There was an upside, Dagmar supposed, to dealing with a corrupt military.

“What’s the word?” Dagmar asked.

“Whatever the word is,” said Tomer Zan, “it’s not a good one. Our people have had a chance to look at this helicopter, and it’s a piece of shit. The maintenance logs are incomplete or nonsensical or forged in some obvious way, and it’s clear we’ll have to do a complete overhaul on the machine before we dare fly it out to you.”

The dry monsoon, which had ceased to be dry, spattered rain against her hotel window. Dagmar let the space of three seconds go by in order to demonstrate to Zan her displeasure.

“How long will the overhaul take?” she asked.

“Depends on whether new parts are required.

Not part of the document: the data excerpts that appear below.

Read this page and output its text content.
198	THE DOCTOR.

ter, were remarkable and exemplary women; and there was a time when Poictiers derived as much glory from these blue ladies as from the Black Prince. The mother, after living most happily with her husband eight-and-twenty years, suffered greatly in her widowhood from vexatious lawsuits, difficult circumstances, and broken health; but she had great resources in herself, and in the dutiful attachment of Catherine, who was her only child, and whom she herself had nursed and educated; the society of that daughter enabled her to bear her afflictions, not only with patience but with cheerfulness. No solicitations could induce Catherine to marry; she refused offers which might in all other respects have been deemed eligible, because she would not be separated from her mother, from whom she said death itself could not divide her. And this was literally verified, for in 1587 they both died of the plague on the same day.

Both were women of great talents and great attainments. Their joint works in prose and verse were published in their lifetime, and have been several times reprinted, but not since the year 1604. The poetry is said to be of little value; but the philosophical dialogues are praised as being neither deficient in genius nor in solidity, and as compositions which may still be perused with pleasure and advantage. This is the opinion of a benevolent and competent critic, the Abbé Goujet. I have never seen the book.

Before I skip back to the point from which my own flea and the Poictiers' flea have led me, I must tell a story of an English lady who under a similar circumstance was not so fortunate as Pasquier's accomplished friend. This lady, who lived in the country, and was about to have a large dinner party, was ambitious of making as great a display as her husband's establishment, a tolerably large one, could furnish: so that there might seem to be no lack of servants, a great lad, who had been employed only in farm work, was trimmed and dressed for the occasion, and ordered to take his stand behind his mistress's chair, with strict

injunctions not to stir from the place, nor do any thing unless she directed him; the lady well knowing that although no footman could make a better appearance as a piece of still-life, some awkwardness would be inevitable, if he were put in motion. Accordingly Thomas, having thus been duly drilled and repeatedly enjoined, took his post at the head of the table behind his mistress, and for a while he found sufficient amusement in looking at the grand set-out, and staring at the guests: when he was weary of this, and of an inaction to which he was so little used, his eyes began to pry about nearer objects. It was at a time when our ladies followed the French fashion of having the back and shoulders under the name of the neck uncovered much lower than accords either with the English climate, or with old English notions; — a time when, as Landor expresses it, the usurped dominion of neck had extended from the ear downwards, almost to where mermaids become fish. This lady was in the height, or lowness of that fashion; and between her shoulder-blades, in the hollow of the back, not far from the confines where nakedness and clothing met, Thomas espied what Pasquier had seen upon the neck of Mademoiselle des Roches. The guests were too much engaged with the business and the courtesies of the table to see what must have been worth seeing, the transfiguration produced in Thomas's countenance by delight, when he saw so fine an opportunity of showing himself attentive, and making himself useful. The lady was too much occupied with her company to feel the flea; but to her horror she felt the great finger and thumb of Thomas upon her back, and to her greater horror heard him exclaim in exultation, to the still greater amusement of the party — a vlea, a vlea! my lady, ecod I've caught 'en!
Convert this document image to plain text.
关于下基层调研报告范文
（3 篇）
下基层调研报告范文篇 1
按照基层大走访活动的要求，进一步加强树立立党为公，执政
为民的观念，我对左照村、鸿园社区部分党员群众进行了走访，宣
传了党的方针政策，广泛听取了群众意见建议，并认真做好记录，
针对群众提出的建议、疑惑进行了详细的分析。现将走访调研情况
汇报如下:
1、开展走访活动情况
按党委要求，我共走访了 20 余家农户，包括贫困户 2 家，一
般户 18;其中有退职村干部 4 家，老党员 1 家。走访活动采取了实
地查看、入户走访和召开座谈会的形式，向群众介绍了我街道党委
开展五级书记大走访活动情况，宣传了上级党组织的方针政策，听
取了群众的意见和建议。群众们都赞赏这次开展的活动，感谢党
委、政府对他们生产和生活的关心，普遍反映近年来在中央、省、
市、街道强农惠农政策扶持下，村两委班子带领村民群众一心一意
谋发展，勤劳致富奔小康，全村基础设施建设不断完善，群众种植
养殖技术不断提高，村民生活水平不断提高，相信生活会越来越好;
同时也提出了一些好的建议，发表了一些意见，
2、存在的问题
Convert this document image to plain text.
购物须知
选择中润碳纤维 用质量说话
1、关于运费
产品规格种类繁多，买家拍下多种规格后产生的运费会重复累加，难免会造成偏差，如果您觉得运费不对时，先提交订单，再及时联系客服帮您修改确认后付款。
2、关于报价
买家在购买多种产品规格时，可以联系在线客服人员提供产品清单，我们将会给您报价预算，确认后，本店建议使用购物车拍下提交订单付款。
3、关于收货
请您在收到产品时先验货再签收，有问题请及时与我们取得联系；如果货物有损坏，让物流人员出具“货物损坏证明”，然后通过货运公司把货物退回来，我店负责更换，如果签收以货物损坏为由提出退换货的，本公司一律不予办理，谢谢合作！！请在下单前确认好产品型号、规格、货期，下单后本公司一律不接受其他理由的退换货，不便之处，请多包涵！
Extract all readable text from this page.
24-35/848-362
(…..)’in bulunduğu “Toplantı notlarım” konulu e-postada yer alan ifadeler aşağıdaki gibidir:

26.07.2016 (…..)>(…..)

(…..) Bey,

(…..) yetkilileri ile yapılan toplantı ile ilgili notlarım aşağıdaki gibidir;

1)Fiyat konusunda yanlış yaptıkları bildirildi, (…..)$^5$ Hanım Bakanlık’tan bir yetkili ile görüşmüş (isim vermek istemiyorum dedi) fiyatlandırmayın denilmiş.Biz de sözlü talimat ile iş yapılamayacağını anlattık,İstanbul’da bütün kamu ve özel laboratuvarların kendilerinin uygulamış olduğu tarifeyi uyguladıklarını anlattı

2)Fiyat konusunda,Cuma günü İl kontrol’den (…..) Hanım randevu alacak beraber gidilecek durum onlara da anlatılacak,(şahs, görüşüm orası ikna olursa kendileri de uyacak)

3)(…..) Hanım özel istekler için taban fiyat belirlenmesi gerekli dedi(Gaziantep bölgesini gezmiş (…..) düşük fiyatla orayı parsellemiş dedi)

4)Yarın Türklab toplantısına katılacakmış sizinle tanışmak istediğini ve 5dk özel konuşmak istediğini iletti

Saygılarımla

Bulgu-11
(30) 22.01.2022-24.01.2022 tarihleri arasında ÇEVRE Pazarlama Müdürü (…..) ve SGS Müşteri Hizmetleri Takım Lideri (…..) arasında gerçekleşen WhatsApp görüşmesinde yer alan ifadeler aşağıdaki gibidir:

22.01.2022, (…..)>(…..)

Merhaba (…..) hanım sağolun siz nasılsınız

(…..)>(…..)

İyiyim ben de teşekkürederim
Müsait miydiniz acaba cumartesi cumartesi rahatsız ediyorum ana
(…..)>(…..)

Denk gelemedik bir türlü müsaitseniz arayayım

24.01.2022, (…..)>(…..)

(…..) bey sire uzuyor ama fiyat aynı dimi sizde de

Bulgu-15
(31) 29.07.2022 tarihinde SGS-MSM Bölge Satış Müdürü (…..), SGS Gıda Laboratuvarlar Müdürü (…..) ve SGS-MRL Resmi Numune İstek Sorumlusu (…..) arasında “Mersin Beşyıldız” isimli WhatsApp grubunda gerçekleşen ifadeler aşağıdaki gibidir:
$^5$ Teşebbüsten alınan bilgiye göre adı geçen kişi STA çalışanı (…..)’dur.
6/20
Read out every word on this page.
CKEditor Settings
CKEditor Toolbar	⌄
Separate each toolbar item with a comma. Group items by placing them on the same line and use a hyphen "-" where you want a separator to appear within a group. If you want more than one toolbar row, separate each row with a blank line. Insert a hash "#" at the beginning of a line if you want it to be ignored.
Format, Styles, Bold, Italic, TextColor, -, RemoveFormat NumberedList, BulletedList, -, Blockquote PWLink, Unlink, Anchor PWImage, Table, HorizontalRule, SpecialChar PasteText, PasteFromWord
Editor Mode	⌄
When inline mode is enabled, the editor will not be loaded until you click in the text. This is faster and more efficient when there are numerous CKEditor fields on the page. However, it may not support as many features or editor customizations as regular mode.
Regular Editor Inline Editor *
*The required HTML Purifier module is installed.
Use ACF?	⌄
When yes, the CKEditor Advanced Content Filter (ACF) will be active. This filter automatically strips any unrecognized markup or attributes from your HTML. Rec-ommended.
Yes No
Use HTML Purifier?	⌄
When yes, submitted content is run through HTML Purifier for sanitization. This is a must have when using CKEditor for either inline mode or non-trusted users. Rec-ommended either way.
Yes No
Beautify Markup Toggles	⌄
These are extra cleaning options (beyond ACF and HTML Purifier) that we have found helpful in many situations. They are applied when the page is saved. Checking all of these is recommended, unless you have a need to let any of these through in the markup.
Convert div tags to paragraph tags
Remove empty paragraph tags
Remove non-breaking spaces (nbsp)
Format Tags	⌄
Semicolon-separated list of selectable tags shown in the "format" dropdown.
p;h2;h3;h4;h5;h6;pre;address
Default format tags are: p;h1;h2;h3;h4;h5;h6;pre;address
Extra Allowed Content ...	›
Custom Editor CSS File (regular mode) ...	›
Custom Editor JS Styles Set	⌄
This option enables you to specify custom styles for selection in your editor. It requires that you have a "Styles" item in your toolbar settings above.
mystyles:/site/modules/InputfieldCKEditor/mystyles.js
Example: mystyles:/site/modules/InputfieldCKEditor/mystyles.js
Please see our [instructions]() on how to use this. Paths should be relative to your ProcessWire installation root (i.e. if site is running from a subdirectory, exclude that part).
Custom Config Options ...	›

And of course, what parts.”

Dagmar let more time pass.

“Why don’t you hire one of the helicopters that took the Indians or the Japanese out?”

“They were military aircraft, darling. They don’t rent them.”

“Zelazni Associates has an air division,” she said. “I saw it on your Web page. Can’t you fly me out in one of your own aircraft?”

“We don’t have helicopters, darling. We fly helicopters, we maintain helicopters, but we don’t own them. What we have are fixed-wing transport aircraft to help move our people and their equipment.”

“Can’t you put a helicopter on one of your transport planes and fly it out here?”

Now it was Zan’s turn to be silent.

“Our planes aren’t big enough,” he said.

“Maybe you could find a bigger one.”

“I’ll look at what’s possible,” Zan said after another pause. Meaning, Dagmar supposed, what Charlie was willing to pay for.

“I should let you know,” she said, “that another group is trying to help me leave Indonesia. They’ve actually made some progress.”

“Another group?” Zan’s query was cautious.

“I’ll email you the Web page.”

Maybe, she thought, he’d enjoy the fanfic after all.

FROM: Hanseatic

This game is amazing. How did Great Big Idea get the Indonesian

government to cooperate with all this?

FROM: LadyDayFan

TINAG.

FROM: Hanseatic

Yah, right. My guess is the setup is something like this: we get 200

points for getting Dagmar out of Jakarta to someplace safer, 500

points if we get her out of Indonesia entirely, and 1,000 points for

Total World Domination.

FROM: LadyDayFan

You’re joking, right?

FROM: Hippolyte

Hanseatic, this really isn’t a game.

FROM: Hanseatic

Maybe yes, maybe no. But what difference does it make?

“Are these people serious?” Tomer Zan asked.

“Some of them.”

“Who are they, exactly?”

“The ones I know, I don’t know well,” Dagmar said. “The rest are just handles they use online.”